Clojure has this nifty function called re-seq that returns a lazy sequence of successive matches of a pattern in a string. This is really useful for turning any string into a list of data. Let's use it to crawl Hacker News!

(defn get-first-8-posts-from-HN []
  (->> (slurp "https://news.ycombinator.com/news?p=1")
       (re-seq #"<td class=\"title\"><a href=\"(.*?)\" class=\"storylink\">(.*?)</a>")
       (map (fn [[_ link title]] title))
       (take 8)))

slurp to gets the first page of Hacker News. re-seq matches on the regex pulling out the title of each post.

(get-first-8-posts-from-HN)

=>
("UCSF Launches Translational Psychedelic Research (TrPR) Program"
 "Ethereum London Mainnet Announcement"
 "Show HN: Make spaced-repetition flashcards"
 "Show HN: A low power 1U Raspberry Pi cluster server for inexpensive
  colocation"
 "Last Mile Redis"
 "Windows Print Spooler Elevation of Privilege Vulnerability
  (CVE-2021-34481)"
 "Full Throttle"
 "Google Drive bans distribution of “misleading content”")

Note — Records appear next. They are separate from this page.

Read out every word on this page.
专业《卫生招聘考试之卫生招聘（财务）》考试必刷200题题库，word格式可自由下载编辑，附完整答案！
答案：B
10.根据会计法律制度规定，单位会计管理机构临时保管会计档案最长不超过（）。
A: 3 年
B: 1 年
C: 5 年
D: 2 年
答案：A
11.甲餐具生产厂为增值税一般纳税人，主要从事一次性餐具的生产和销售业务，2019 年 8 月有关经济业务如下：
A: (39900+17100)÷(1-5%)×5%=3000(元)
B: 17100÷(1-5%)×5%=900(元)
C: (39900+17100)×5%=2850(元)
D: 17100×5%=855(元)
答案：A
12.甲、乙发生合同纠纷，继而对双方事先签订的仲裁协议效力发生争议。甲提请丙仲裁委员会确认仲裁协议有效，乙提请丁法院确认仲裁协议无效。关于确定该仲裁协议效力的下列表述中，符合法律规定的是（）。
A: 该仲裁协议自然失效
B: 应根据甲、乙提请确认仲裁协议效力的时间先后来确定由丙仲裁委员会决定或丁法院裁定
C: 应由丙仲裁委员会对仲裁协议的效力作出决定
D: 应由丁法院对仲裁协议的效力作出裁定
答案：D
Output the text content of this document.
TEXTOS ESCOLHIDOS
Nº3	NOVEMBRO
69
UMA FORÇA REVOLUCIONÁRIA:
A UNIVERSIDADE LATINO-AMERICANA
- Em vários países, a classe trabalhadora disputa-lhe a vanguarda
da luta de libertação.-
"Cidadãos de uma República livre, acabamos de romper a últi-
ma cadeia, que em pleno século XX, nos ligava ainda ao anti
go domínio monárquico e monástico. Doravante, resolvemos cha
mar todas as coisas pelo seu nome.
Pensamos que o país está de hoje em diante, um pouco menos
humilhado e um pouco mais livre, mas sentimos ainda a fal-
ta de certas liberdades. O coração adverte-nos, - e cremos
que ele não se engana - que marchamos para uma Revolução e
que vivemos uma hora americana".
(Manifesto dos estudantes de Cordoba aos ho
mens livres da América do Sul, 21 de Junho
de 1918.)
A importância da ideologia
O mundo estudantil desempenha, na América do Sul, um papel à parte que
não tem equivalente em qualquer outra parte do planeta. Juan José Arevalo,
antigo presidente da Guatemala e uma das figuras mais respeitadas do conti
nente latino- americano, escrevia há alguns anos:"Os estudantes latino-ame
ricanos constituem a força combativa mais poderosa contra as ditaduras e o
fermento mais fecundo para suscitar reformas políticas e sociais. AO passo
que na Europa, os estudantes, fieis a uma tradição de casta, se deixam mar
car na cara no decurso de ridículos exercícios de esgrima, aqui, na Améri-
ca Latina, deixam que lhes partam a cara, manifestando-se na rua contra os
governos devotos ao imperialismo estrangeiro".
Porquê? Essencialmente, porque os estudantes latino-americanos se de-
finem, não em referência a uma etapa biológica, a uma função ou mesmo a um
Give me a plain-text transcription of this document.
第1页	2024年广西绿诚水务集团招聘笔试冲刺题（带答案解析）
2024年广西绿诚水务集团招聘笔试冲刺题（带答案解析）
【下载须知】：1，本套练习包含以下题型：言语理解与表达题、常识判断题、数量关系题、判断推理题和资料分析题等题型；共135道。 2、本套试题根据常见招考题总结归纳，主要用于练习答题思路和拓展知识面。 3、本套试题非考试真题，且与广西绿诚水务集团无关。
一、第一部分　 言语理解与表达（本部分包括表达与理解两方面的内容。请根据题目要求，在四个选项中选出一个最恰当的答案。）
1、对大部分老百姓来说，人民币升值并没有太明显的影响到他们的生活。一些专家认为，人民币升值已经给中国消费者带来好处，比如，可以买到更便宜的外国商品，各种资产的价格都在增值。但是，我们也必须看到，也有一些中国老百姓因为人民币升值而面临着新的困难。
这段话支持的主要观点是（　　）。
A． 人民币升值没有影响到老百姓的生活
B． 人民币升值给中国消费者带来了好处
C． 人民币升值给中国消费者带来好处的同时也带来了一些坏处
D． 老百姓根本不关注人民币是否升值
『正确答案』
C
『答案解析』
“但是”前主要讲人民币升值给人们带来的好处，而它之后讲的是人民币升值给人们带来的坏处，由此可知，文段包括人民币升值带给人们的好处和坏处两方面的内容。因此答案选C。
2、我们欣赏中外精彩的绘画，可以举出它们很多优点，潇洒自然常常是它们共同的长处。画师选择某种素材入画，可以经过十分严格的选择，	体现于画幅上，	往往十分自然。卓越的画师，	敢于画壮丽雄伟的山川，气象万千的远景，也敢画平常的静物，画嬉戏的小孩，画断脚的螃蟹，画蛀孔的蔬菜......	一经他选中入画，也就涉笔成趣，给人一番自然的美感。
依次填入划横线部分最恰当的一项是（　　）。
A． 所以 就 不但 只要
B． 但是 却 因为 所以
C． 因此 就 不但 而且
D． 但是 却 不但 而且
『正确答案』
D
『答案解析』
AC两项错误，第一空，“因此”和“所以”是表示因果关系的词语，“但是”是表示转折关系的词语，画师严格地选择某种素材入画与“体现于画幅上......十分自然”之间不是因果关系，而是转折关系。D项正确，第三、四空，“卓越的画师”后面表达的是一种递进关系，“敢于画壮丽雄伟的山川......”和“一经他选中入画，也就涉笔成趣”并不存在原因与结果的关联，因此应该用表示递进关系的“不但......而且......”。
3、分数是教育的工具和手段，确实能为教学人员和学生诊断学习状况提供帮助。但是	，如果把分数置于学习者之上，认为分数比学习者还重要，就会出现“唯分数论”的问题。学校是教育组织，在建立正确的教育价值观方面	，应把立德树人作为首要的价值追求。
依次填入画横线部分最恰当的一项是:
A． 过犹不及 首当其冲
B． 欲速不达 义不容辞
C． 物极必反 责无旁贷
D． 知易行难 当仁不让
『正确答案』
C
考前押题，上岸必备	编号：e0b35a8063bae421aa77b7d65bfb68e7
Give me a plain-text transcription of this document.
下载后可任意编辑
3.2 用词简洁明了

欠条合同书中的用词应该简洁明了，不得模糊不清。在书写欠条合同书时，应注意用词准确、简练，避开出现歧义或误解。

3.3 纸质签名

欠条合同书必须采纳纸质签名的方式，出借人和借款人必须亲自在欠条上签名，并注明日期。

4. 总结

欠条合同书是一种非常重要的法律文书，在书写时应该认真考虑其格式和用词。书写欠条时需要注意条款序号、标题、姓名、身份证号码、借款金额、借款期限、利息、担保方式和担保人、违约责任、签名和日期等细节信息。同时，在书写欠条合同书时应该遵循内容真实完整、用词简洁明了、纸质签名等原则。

Amazing we get the top 8 posts of Hacker News!

We can easily extend this function to find posts on Rust in the first five pages of Hacker News.

(defn get-posts-about-rust-from-HN []
  (->> (map #(do
               (Thread/sleep 50)
               (slurp (str "https://news.ycombinator.com/news?p=" %)))
            (range 1 6))
       (apply str)
       (re-seq #"<td class=\"title\"><a href=\"(.*?)\" class=\"storylink\">(.*?)</a>")
       (map (fn [[_ link title]] {:title title :link link}))
       (filter (fn [{:keys [title]}]
                 (re-find #"Rust" title)))))

Request the first 5 pages and then filter the results. Simple.

(get-posts-about-rust-from-HN)

=>
({:title "Is Rust Used Safely by Software Developers?",
  :link "https://arxiv.org/abs/2007.00752"})

We can even open the first post in our default web browser.

(->> (get-posts-about-rust-from-HN)
     first
     :link
     clojure.java.browse/browse-url)

=>
Opens post in default browser.

How's that for automation!

In this post we've seen how to use slurp and re-seq to write a quick and simple web crawler.